If this is the case, we must confront the evil of the drug war head-on. Not because it is an outdated, failed, and quixotic, and not because photos of DEA agents destroying plants are going to look as silly in fifty years as images of prohibition agents dumping out kegs of wine look today, but for the sake of humanity.
“If I had to design a system that was intended to keep people addicted,” Maté says in the book, “I’d design exactly the system that we have right now. I’d attack people, and ostracize them….the more you stress people, the more they’re going to use. The more you de-stress people, the less they’re going to use. So to create a system where you ostracize and marginalize and criminalize people, and force them to live in poverty with disease, you are basically guaranteeing they will stay at it.”
“If negative consequences led people to transformation then I wouldn’t have a single patient left,” he continues, “because they’ve experienced every negative consequence in the book. Being jailed. Being beaten up. Being traumatized. Being hurt. HIV. Hepatitis C. Poverty. What haven’t they suffered yet?”
With the meticulousness of a journalist and the finesse of a storyteller, Hari brings his readers face to face with those whose lives have been forever altered by the drug war: innocent civilians caught in the crosshairs of cartels in Mexico; a former drug cop from Baltimore who joined the force to fight drugs, and left to become a lawyer and overturn the convictions of those she once arrested; a Brooklyn crack dealer conceived, quite literally, as a child of the drug war; and more. With every page, I wondered whether the stories could get any more tragic, any more horrific, and cringed as they did. When Hari recounted the tale of an addict who is confirmed to have cooked to death in a solitary cage, exposed to the Arizona sun, my heart broke.
Hari is not a Christian, nor a libertarian. In fact, he eschews both criminalization and pure libertarianism in favor of a middle ground, one where drugs are be regulated in a fashion similar to alcohol, depending on their potency. But his message is clear: everyone matters. Everyone has value, regardless of their choices or circumstances.

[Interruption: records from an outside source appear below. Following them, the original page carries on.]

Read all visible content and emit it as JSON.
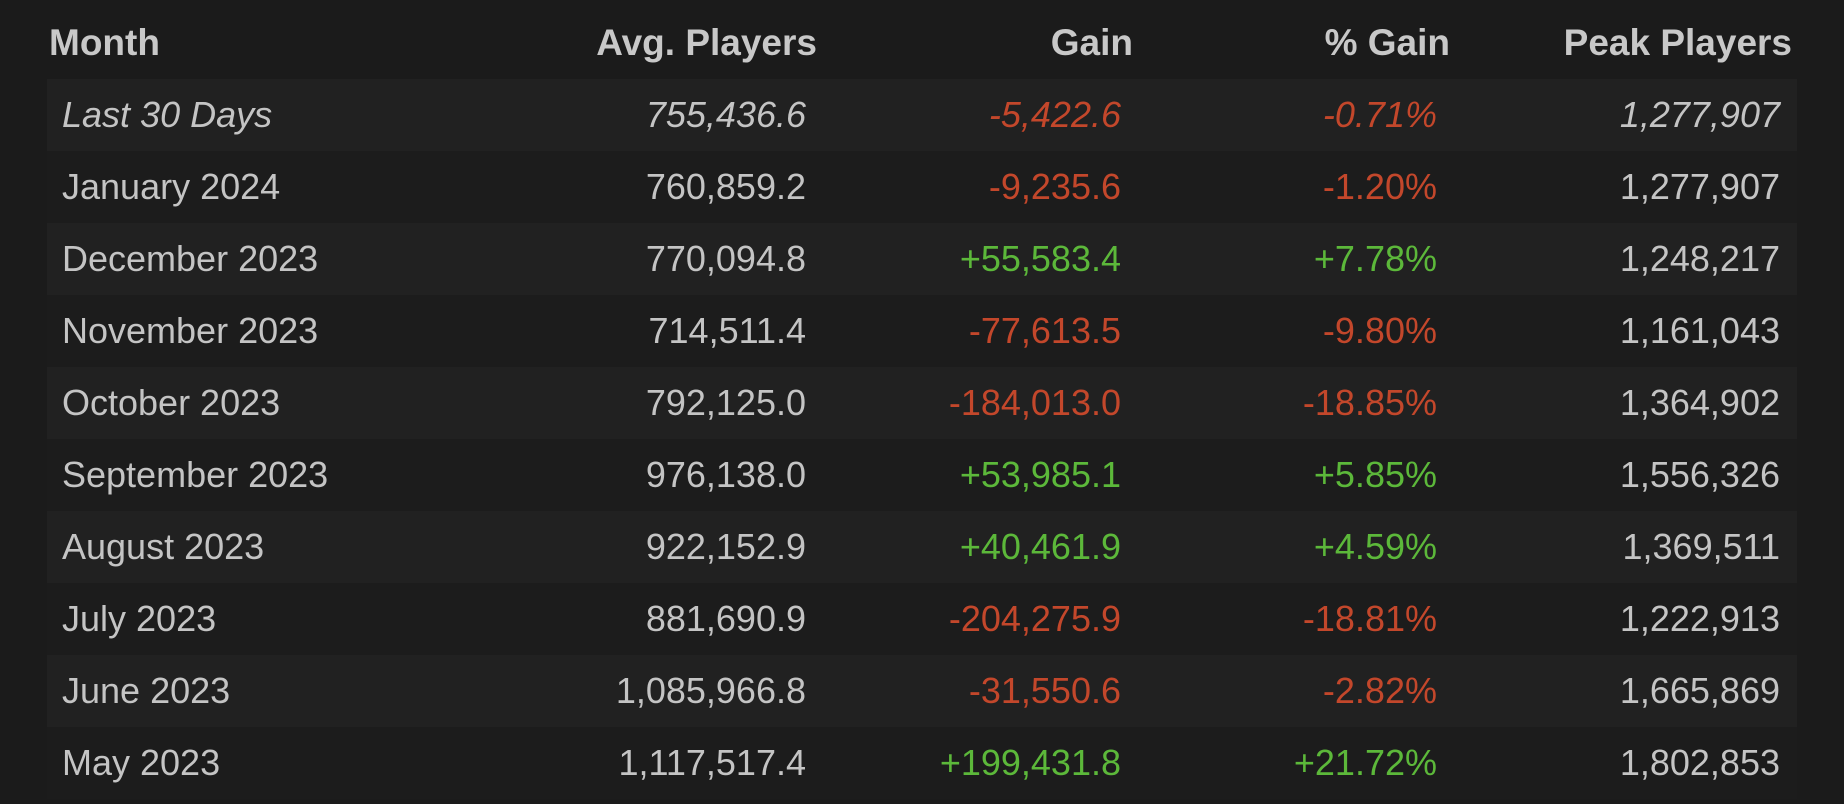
{
  "table": {
    "header": [
      "Month",
      "Avg. Players",
      "Gain",
      "% Gain",
      "Peak Players"
    ],
    "rows": [
      [
        "Last 30 Days",
        "755,436.6",
        "-5,422.6",
        "-0.71%",
        "1,277,907"
      ],
      [
        "January 2024",
        "760,859.2",
        "-9,235.6",
        "-1.20%",
        "1,277,907"
      ],
      [
        "December 2023",
        "770,094.8",
        "+55,583.4",
        "+7.78%",
        "1,248,217"
      ],
      [
        "November 2023",
        "714,511.4",
        "-77,613.5",
        "-9.80%",
        "1,161,043"
      ],
      [
        "October 2023",
        "792,125.0",
        "-184,013.0",
        "-18.85%",
        "1,364,902"
      ],
      [
        "September 2023",
        "976,138.0",
        "+53,985.1",
        "+5.85%",
        "1,556,326"
      ],
      [
        "August 2023",
        "922,152.9",
        "+40,461.9",
        "+4.59%",
        "1,369,511"
      ],
      [
        "July 2023",
        "881,690.9",
        "-204,275.9",
        "-18.81%",
        "1,222,913"
      ],
      [
        "June 2023",
        "1,085,966.8",
        "-31,550.6",
        "-2.82%",
        "1,665,869"
      ],
      [
        "May 2023",
        "1,117,517.4",
        "+199,431.8",
        "+21.72%",
        "1,802,853"
      ]
    ]
  }
}
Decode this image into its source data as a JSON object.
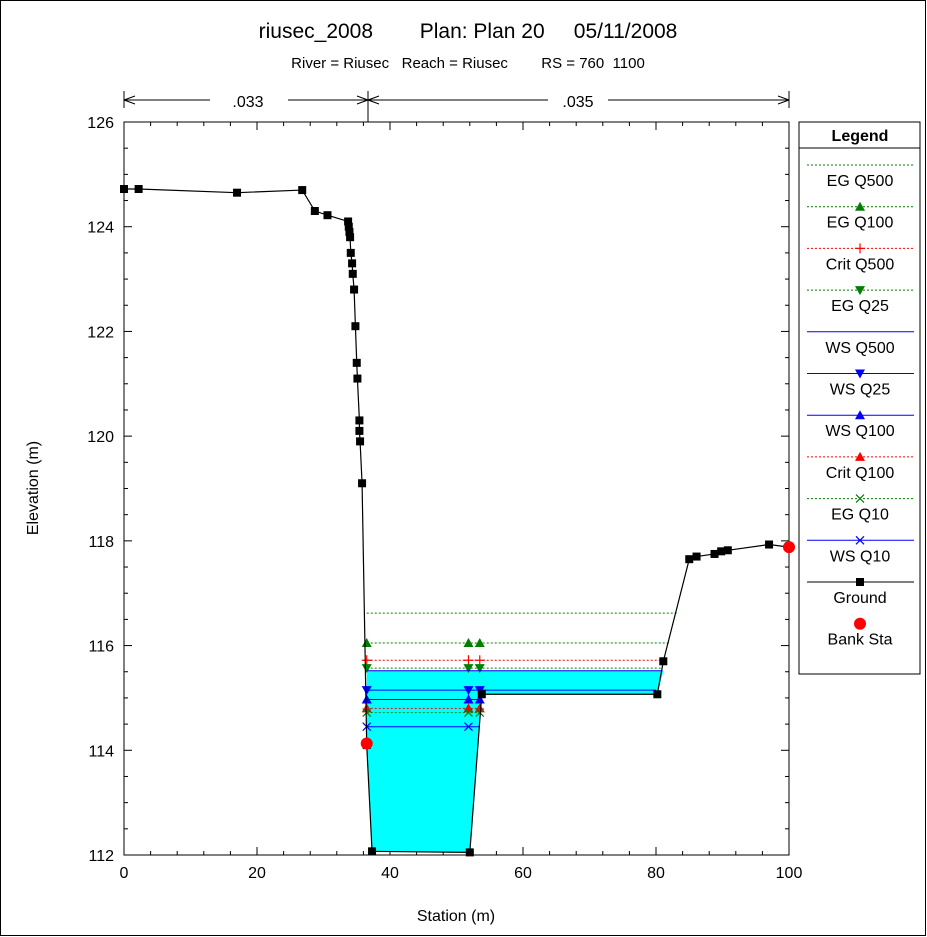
{
  "title": {
    "line1": "riusec_2008        Plan: Plan 20     05/11/2008",
    "line2": "River = Riusec   Reach = Riusec        RS = 760  1100"
  },
  "roughness": {
    "left": ".033",
    "right": ".035"
  },
  "legend": {
    "title": "Legend",
    "items": [
      {
        "label": "EG Q500",
        "color": "#008000",
        "dash": "dotted",
        "marker": "none"
      },
      {
        "label": "EG Q100",
        "color": "#008000",
        "dash": "dotted",
        "marker": "tri-up"
      },
      {
        "label": "Crit Q500",
        "color": "#ff0000",
        "dash": "dotted",
        "marker": "plus"
      },
      {
        "label": "EG Q25",
        "color": "#008000",
        "dash": "dotted",
        "marker": "tri-down"
      },
      {
        "label": "WS Q500",
        "color": "#0000ff",
        "dash": "solid",
        "marker": "none"
      },
      {
        "label": "WS Q25",
        "color": "#0000ff",
        "dash": "solid",
        "marker": "tri-down"
      },
      {
        "label": "WS Q100",
        "color": "#0000ff",
        "dash": "solid",
        "marker": "tri-up"
      },
      {
        "label": "Crit Q100",
        "color": "#ff0000",
        "dash": "dotted",
        "marker": "tri-up"
      },
      {
        "label": "EG Q10",
        "color": "#008000",
        "dash": "dotted",
        "marker": "x"
      },
      {
        "label": "WS Q10",
        "color": "#0000ff",
        "dash": "solid",
        "marker": "x"
      },
      {
        "label": "Ground",
        "color": "#000000",
        "dash": "solid",
        "marker": "square"
      },
      {
        "label": "Bank Sta",
        "color": "#ff0000",
        "dash": "none",
        "marker": "circle"
      }
    ]
  },
  "chart_data": {
    "type": "line",
    "xlabel": "Station (m)",
    "ylabel": "Elevation (m)",
    "xlim": [
      0,
      100
    ],
    "ylim": [
      112,
      126
    ],
    "xticks": [
      0,
      20,
      40,
      60,
      80,
      100
    ],
    "yticks": [
      112,
      114,
      116,
      118,
      120,
      122,
      124,
      126
    ],
    "roughness_breaks": [
      0,
      36.5,
      100
    ],
    "ground": [
      [
        0,
        124.72
      ],
      [
        2.2,
        124.72
      ],
      [
        17,
        124.65
      ],
      [
        26.8,
        124.7
      ],
      [
        28.7,
        124.3
      ],
      [
        30.6,
        124.22
      ],
      [
        33.7,
        124.1
      ],
      [
        33.8,
        124.0
      ],
      [
        33.9,
        123.9
      ],
      [
        34.0,
        123.8
      ],
      [
        34.1,
        123.5
      ],
      [
        34.3,
        123.3
      ],
      [
        34.4,
        123.1
      ],
      [
        34.6,
        122.8
      ],
      [
        34.8,
        122.1
      ],
      [
        35.0,
        121.4
      ],
      [
        35.1,
        121.1
      ],
      [
        35.4,
        120.3
      ],
      [
        35.4,
        120.1
      ],
      [
        35.5,
        119.9
      ],
      [
        35.8,
        119.1
      ],
      [
        36.5,
        114.1
      ],
      [
        37.3,
        112.07
      ],
      [
        52.0,
        112.05
      ],
      [
        53.8,
        115.07
      ],
      [
        80.2,
        115.07
      ],
      [
        81.1,
        115.7
      ],
      [
        85.0,
        117.65
      ],
      [
        86.1,
        117.7
      ],
      [
        88.8,
        117.75
      ],
      [
        89.8,
        117.8
      ],
      [
        90.8,
        117.82
      ],
      [
        97.0,
        117.93
      ],
      [
        100,
        117.88
      ]
    ],
    "bank_stations": [
      [
        36.5,
        114.13
      ],
      [
        100,
        117.88
      ]
    ],
    "water_fill": {
      "ws": 115.52,
      "polygon": [
        [
          36.5,
          115.52
        ],
        [
          36.5,
          114.1
        ],
        [
          37.3,
          112.07
        ],
        [
          52.0,
          112.05
        ],
        [
          53.8,
          115.07
        ],
        [
          80.2,
          115.07
        ],
        [
          81.1,
          115.52
        ]
      ]
    },
    "profiles": [
      {
        "name": "EG Q500",
        "y": 116.62,
        "x0": 36.5,
        "x1": 83.3,
        "color": "#008000",
        "dash": "dotted",
        "marker": "none"
      },
      {
        "name": "EG Q100",
        "y": 116.05,
        "x0": 36.5,
        "x1": 82.2,
        "color": "#008000",
        "dash": "dotted",
        "marker": "tri-up"
      },
      {
        "name": "Crit Q500",
        "y": 115.72,
        "x0": 36.5,
        "x1": 81.3,
        "color": "#ff0000",
        "dash": "dotted",
        "marker": "plus"
      },
      {
        "name": "EG Q25",
        "y": 115.57,
        "x0": 36.5,
        "x1": 80.9,
        "color": "#008000",
        "dash": "dotted",
        "marker": "tri-down"
      },
      {
        "name": "WS Q500",
        "y": 115.52,
        "x0": 36.5,
        "x1": 81.0,
        "color": "#0000ff",
        "dash": "solid",
        "marker": "none"
      },
      {
        "name": "WS Q25",
        "y": 115.15,
        "x0": 36.5,
        "x1": 80.0,
        "color": "#0000ff",
        "dash": "solid",
        "marker": "tri-down"
      },
      {
        "name": "WS Q100",
        "y": 114.97,
        "x0": 36.5,
        "x1": 53.6,
        "color": "#0000ff",
        "dash": "solid",
        "marker": "tri-up"
      },
      {
        "name": "Crit Q100",
        "y": 114.8,
        "x0": 36.5,
        "x1": 53.6,
        "color": "#ff0000",
        "dash": "dotted",
        "marker": "tri-up"
      },
      {
        "name": "EG Q10",
        "y": 114.72,
        "x0": 36.5,
        "x1": 53.5,
        "color": "#008000",
        "dash": "dotted",
        "marker": "x"
      },
      {
        "name": "WS Q10",
        "y": 114.45,
        "x0": 36.5,
        "x1": 53.4,
        "color": "#0000ff",
        "dash": "solid",
        "marker": "x"
      }
    ],
    "marker_x": [
      36.5,
      51.8,
      53.5
    ]
  }
}
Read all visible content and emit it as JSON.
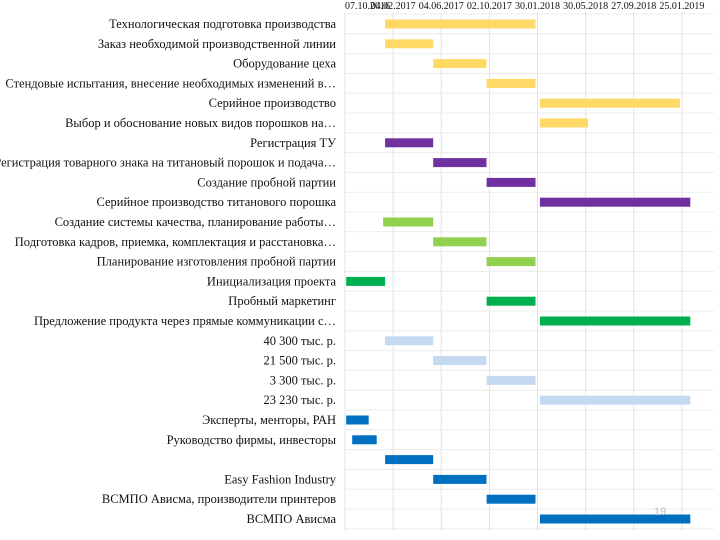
{
  "chart_data": {
    "type": "gantt",
    "title": "",
    "x_ticks": [
      "07.10.2016",
      "04.02.2017",
      "04.06.2017",
      "02.10.2017",
      "30.01.2018",
      "30.05.2018",
      "27.09.2018",
      "25.01.2019"
    ],
    "x_range": [
      "2016-10-07",
      "2019-04-15"
    ],
    "grid": true,
    "palette": {
      "yellow": "#ffd966",
      "purple": "#7030a0",
      "lightgreen": "#92d050",
      "green": "#00b050",
      "lightblue": "#c5d9f1",
      "blue": "#0070c0"
    },
    "tasks": [
      {
        "label": "Технологическая подготовка производства",
        "start": "2017-01-15",
        "end": "2018-01-25",
        "color": "yellow"
      },
      {
        "label": "Заказ необходимой производственной линии",
        "start": "2017-01-15",
        "end": "2017-05-15",
        "color": "yellow"
      },
      {
        "label": "Оборудование цеха",
        "start": "2017-05-15",
        "end": "2017-09-25",
        "color": "yellow"
      },
      {
        "label": "Стендовые испытания, внесение необходимых изменений в…",
        "start": "2017-09-25",
        "end": "2018-01-25",
        "color": "yellow"
      },
      {
        "label": "Серийное производство",
        "start": "2018-02-05",
        "end": "2019-01-20",
        "color": "yellow"
      },
      {
        "label": "Выбор и обоснование новых видов порошков на…",
        "start": "2018-02-05",
        "end": "2018-06-05",
        "color": "yellow"
      },
      {
        "label": "Регистрация ТУ",
        "start": "2017-01-15",
        "end": "2017-05-15",
        "color": "purple"
      },
      {
        "label": "Регистрация товарного знака на титановый порошок и подача…",
        "start": "2017-05-15",
        "end": "2017-09-25",
        "color": "purple"
      },
      {
        "label": "Создание пробной партии",
        "start": "2017-09-25",
        "end": "2018-01-25",
        "color": "purple"
      },
      {
        "label": "Серийное производство титанового порошка",
        "start": "2018-02-05",
        "end": "2019-02-15",
        "color": "purple"
      },
      {
        "label": "Создание системы качества, планирование работы…",
        "start": "2017-01-10",
        "end": "2017-05-15",
        "color": "lightgreen"
      },
      {
        "label": "Подготовка кадров, приемка, комплектация и расстановка…",
        "start": "2017-05-15",
        "end": "2017-09-25",
        "color": "lightgreen"
      },
      {
        "label": "Планирование изготовления пробной партии",
        "start": "2017-09-25",
        "end": "2018-01-25",
        "color": "lightgreen"
      },
      {
        "label": "Инициализация проекта",
        "start": "2016-10-10",
        "end": "2017-01-15",
        "color": "green"
      },
      {
        "label": "Пробный маркетинг",
        "start": "2017-09-25",
        "end": "2018-01-25",
        "color": "green"
      },
      {
        "label": "Предложение продукта через прямые коммуникации с…",
        "start": "2018-02-05",
        "end": "2019-02-15",
        "color": "green"
      },
      {
        "label": "40 300 тыс. р.",
        "start": "2017-01-15",
        "end": "2017-05-15",
        "color": "lightblue"
      },
      {
        "label": "21 500 тыс. р.",
        "start": "2017-05-15",
        "end": "2017-09-25",
        "color": "lightblue"
      },
      {
        "label": "3 300 тыс. р.",
        "start": "2017-09-25",
        "end": "2018-01-25",
        "color": "lightblue"
      },
      {
        "label": "23 230 тыс. р.",
        "start": "2018-02-05",
        "end": "2019-02-15",
        "color": "lightblue"
      },
      {
        "label": "Эксперты, менторы, РАН",
        "start": "2016-10-10",
        "end": "2016-12-05",
        "color": "blue"
      },
      {
        "label": "Руководство фирмы, инвесторы",
        "start": "2016-10-25",
        "end": "2016-12-25",
        "color": "blue"
      },
      {
        "label": "",
        "start": "2017-01-15",
        "end": "2017-05-15",
        "color": "blue"
      },
      {
        "label": "Easy Fashion Industry",
        "start": "2017-05-15",
        "end": "2017-09-25",
        "color": "blue"
      },
      {
        "label": "ВСМПО Ависма, производители принтеров",
        "start": "2017-09-25",
        "end": "2018-01-25",
        "color": "blue"
      },
      {
        "label": "ВСМПО Ависма",
        "start": "2018-02-05",
        "end": "2019-02-15",
        "color": "blue"
      }
    ]
  },
  "page": {
    "number": "19"
  }
}
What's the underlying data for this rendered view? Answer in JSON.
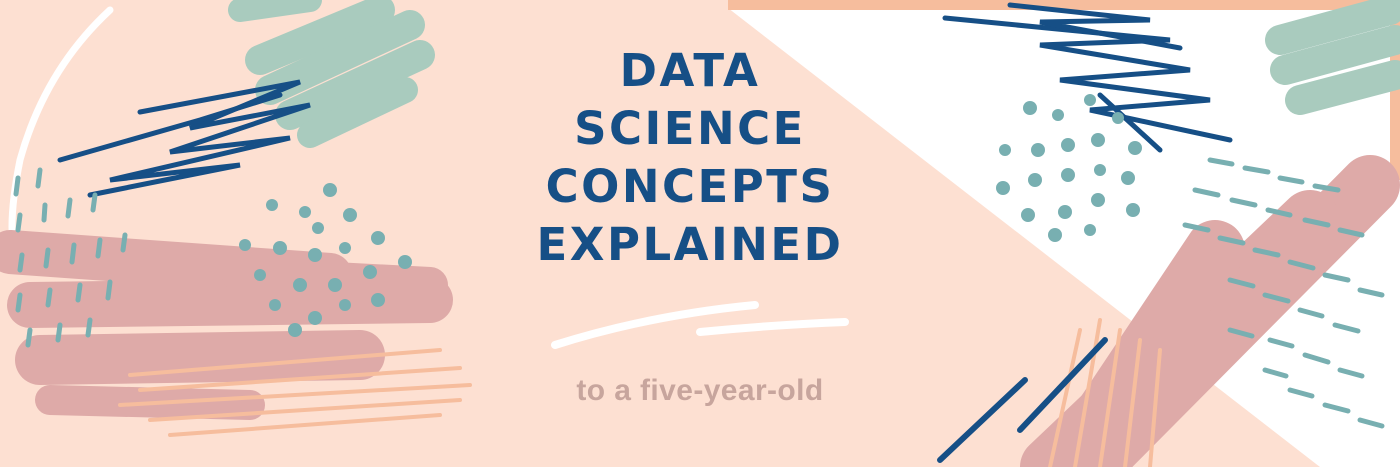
{
  "banner": {
    "title_lines": [
      "DATA",
      "SCIENCE",
      "CONCEPTS",
      "EXPLAINED"
    ],
    "subtitle": "to a five-year-old"
  },
  "palette": {
    "background": "#fde0d2",
    "white_panel": "#ffffff",
    "navy": "#164f86",
    "teal": "#78afb1",
    "sage": "#a9cbbe",
    "rose": "#deaaa8",
    "peach": "#f6bd9d",
    "subtitle_text": "#c7a59d"
  }
}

Chasing the Scream serves as a clarion call to all who consider themselves followers of Christ (libertarian or not). Ever so eloquently Hari throws down the gauntlet, draws a line in the sand, and forces a decision. The issue of drugs in our world is not a policy to be decided by bureaucrats who can only gain from the perpetuation of the drug war. It is not one of the morality or immorality of the user, to be judged by Christians who “don’t struggle with that.” Far from it.
As I reached the final pages of the book, I broke one of my cardinal rules of reading: I cried. This issue of the drug war and addiction is a matter of life and death. It is as much a pro-life issue as abortion. For Christians to protest outside an abortion clinic yet turn a blind eye to addicts dying from overdose behind dumpsters is shameful.
“The opposite of addiction isn’t sobriety,” Hari concludes, “It’s connection. It’s all I can offer. It’s all that will help…in the end. If you are alone, you cannot escape addiction. If you are loved, you have a chance. For a hundred years we have been singing war songs about addicts. All along, we should have been singing love songs to them.”
The war on drugs has long outstayed its welcome, and when it ends, I’m fairly certain we will look back at this book as being a significant nail in its coffin. Chasing the Scream is available from Amazon. Give a copy to anyone who will take it. Start the conversation. Most important, make connections. Liberty, and someone’s life, is on the line.